The worst keys for performance are "id_module" and "id_flux". Fields declaration in data-config.xml

<field column="id_module" name="id_module" />
<field column="id_flux" name="id_flux" />

Fields declaration in myschema.xml

<field name="id_module" type="splitPipeTexte" indexed="true" />
<field name="id_flux" type="splitPipeTexte" indexed="true" />

Where "splitPipeTexte" is declared like this :

<fieldType name="splitPipeTexte" class="solr.TextField">
    <analyzer>
        <tokenizer class="solr.PatternTokenizerFactory" pattern="\|"/>
    </analyzer>
</fieldType>

I'm aware of that's a complex problem.

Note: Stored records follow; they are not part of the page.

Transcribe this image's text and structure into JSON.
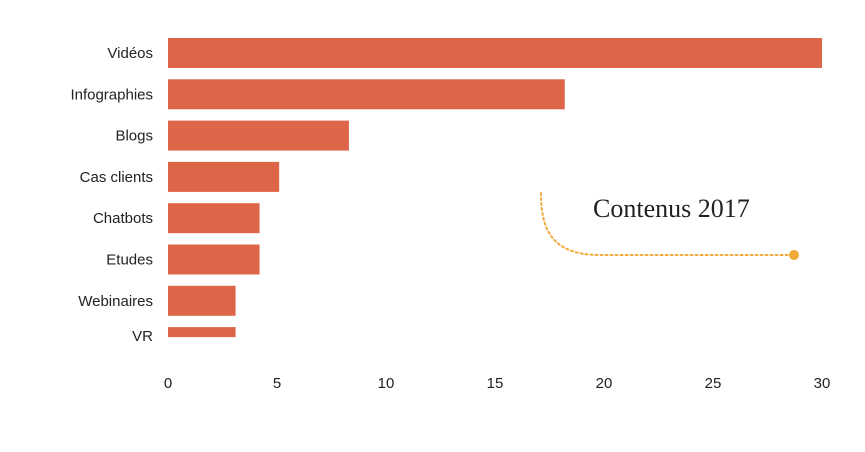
{
  "chart_data": {
    "type": "bar",
    "orientation": "horizontal",
    "title": "",
    "xlabel": "",
    "ylabel": "",
    "categories": [
      "Vidéos",
      "Infographies",
      "Blogs",
      "Cas clients",
      "Chatbots",
      "Etudes",
      "Webinaires",
      "VR"
    ],
    "values": [
      30.2,
      18.2,
      8.3,
      5.1,
      4.2,
      4.2,
      3.1,
      3.1
    ],
    "xlim": [
      0,
      30
    ],
    "xticks": [
      0,
      5,
      10,
      15,
      20,
      25,
      30
    ],
    "grid": false,
    "legend": "none",
    "bar_color": "#dd6649",
    "annotation": {
      "text": "Contenus 2017",
      "connector_color": "#f0a93a"
    }
  }
}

With my post I search some reflections about this data system, or reacts about an error of conception. Not necessarily a complete solution.

Thanks !

1

There are 1 best solutions below

7
On BEST ANSWER

You are looking at this problem from the wrong end of the stick. You need to organize your data in Solr for search, not just try to map your structure.

Most probably you will flatten (denormalize) your structures into flat records. And, if you have very complex structures, you may end up storing your original information in a separate (graph?) database and returning just IDs from Solr. The more complex original structure is, the likelier that would be the case.